Over the last five to seven years, I’ve been teaching and coaching entrepreneurs, small business owners, executives, and accidental leaders, but those conversations didn’t flow into posts nearly to the degree that they would if I turned off the focus filter that I’ve had. Another filter I put on was that talking about how we were building our team, how we work, and what we’re challenged by was off limits. There was never an explicit conversation about this with the team and many of them have wondered why we don’t share the golden nuggets, frameworks, workflows, and stuff that we have inside the team with our audience.
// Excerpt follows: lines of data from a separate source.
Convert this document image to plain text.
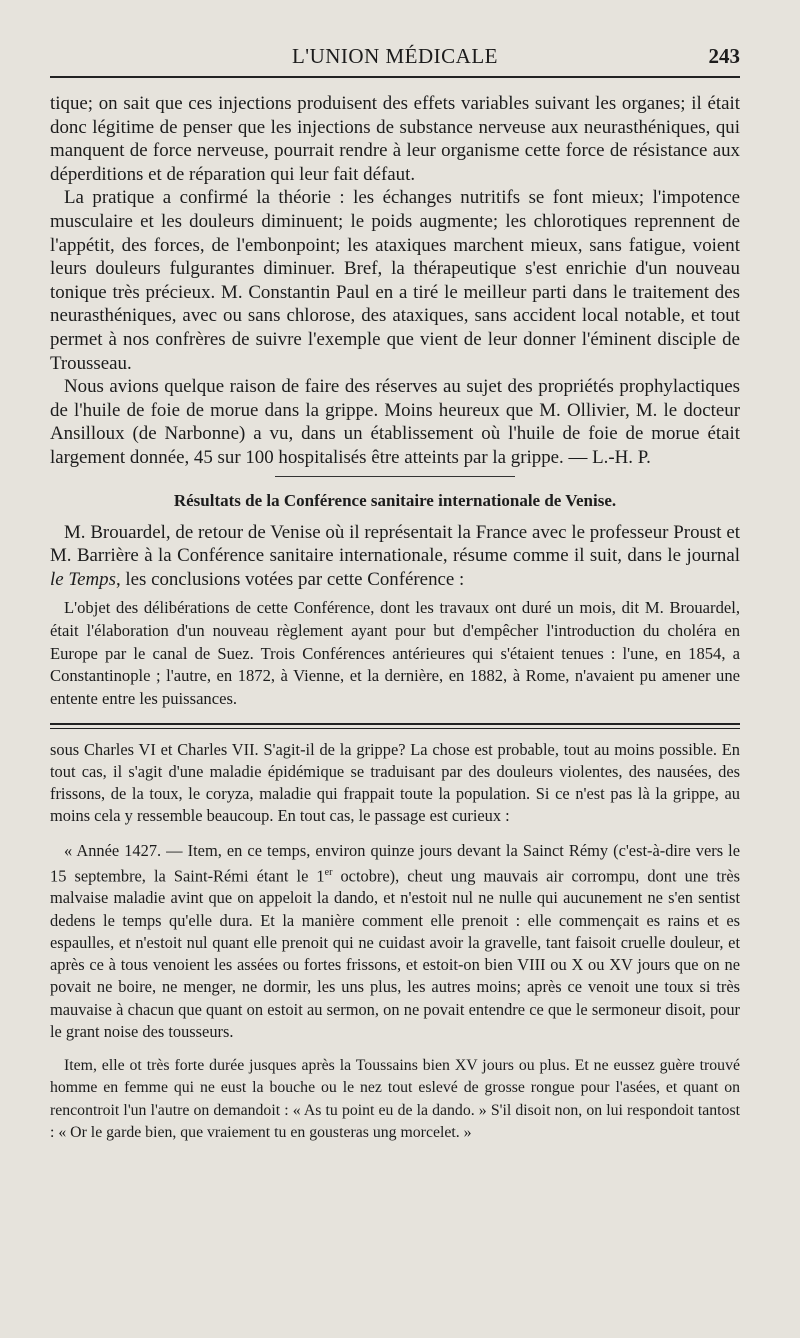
L'UNION MÉDICALE	243

tique; on sait que ces injections produisent des effets variables suivant les organes; il était donc légitime de penser que les injections de substance nerveuse aux neurasthéniques, qui manquent de force nerveuse, pourrait rendre à leur organisme cette force de résistance aux déperditions et de réparation qui leur fait défaut.

La pratique a confirmé la théorie : les échanges nutritifs se font mieux; l'impotence musculaire et les douleurs diminuent; le poids augmente; les chlorotiques reprennent de l'appétit, des forces, de l'embonpoint; les ataxiques marchent mieux, sans fatigue, voient leurs douleurs fulgurantes diminuer. Bref, la thérapeutique s'est enrichie d'un nouveau tonique très précieux. M. Constantin Paul en a tiré le meilleur parti dans le traitement des neurasthéniques, avec ou sans chlorose, des ataxiques, sans accident local notable, et tout permet à nos confrères de suivre l'exemple que vient de leur donner l'éminent disciple de Trousseau.

Nous avions quelque raison de faire des réserves au sujet des propriétés prophylactiques de l'huile de foie de morue dans la grippe. Moins heureux que M. Ollivier, M. le docteur Ansilloux (de Narbonne) a vu, dans un établissement où l'huile de foie de morue était largement donnée, 45 sur 100 hospitalisés être atteints par la grippe. — L.-H. P.

Résultats de la Conférence sanitaire internationale de Venise.

M. Brouardel, de retour de Venise où il représentait la France avec le professeur Proust et M. Barrière à la Conférence sanitaire internationale, résume comme il suit, dans le journal le Temps, les conclusions votées par cette Conférence :

L'objet des délibérations de cette Conférence, dont les travaux ont duré un mois, dit M. Brouardel, était l'élaboration d'un nouveau règlement ayant pour but d'empêcher l'introduction du choléra en Europe par le canal de Suez. Trois Conférences antérieures qui s'étaient tenues : l'une, en 1854, a Constantinople ; l'autre, en 1872, à Vienne, et la dernière, en 1882, à Rome, n'avaient pu amener une entente entre les puissances.

sous Charles VI et Charles VII. S'agit-il de la grippe? La chose est probable, tout au moins possible. En tout cas, il s'agit d'une maladie épidémique se traduisant par des douleurs violentes, des nausées, des frissons, de la toux, le coryza, maladie qui frappait toute la population. Si ce n'est pas là la grippe, au moins cela y ressemble beaucoup. En tout cas, le passage est curieux :

« Année 1427. — Item, en ce temps, environ quinze jours devant la Sainct Rémy (c'est-à-dire vers le 15 septembre, la Saint-Rémi étant le 1er octobre), cheut ung mauvais air corrompu, dont une très malvaise maladie avint que on appeloit la dando, et n'estoit nul ne nulle qui aucunement ne s'en sentist dedens le temps qu'elle dura. Et la manière comment elle prenoit : elle commençait es rains et es espaulles, et n'estoit nul quant elle prenoit qui ne cuidast avoir la gravelle, tant faisoit cruelle douleur, et après ce à tous venoient les assées ou fortes frissons, et estoit-on bien VIII ou X ou XV jours que on ne povait ne boire, ne menger, ne dormir, les uns plus, les autres moins; après ce venoit une toux si très mauvaise à chacun que quant on estoit au sermon, on ne povait entendre ce que le sermoneur disoit, pour le grant noise des tousseurs.

Item, elle ot très forte durée jusques après la Toussains bien XV jours ou plus. Et ne eussez guère trouvé homme en femme qui ne eust la bouche ou le nez tout eslevé de grosse rongue pour l'asées, et quant on rencontroit l'un l'autre on demandoit : « As tu point eu de la dando. » S'il disoit non, on lui respondoit tantost : « Or le garde bien, que vraiement tu en gousteras ung morcelet. »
And many people have told me that what they’ve liked most about me and what we do here is that there is a breadth of topics that typically leave them with something useful or provocative to think about. Turns out there’s a match between what I want to do and what people would like me to do more, and if I stop hiding and show my work, the process and outcomes are better. If this sounds like something you’ve read or heard in Start Finishing — well, as I said, it’s a practice for all of us.
It’s hard to say whether we’d have been better off had I not focused on the brand, as different doesn’t always mean better. There are no free lunches with strategic decisions, as every truly strategic choice accepts disadvantages. I’m thus not going to say “in hindsight, we should’ve done …” because it’s too early to tell what the full scope of consequences will be.
The #ThanksCOVID moment here is that the crazy increase in demand for content to help managers and teams adapt to the shift in the ways their teams work together affirmed the direction I was going with my next book and the work I was already wanting to do. My agent is already shopping that book and I’m ready to get into building that book. This time around, much more of it will be shared as I’m writing it — the advantage of not having written about all of it is that you get to see the work evolve closer to real-time.
But the other #ThanksCOVID moment ties back to the Productive Flourishing Academy because it’s provided many more moments for our members to remind me and nudge me to share more about some of the content and insights I have on how to build teams that work together better. And their incessant nudges and speaking up about it made us see that we needed to make some changes in the Academy.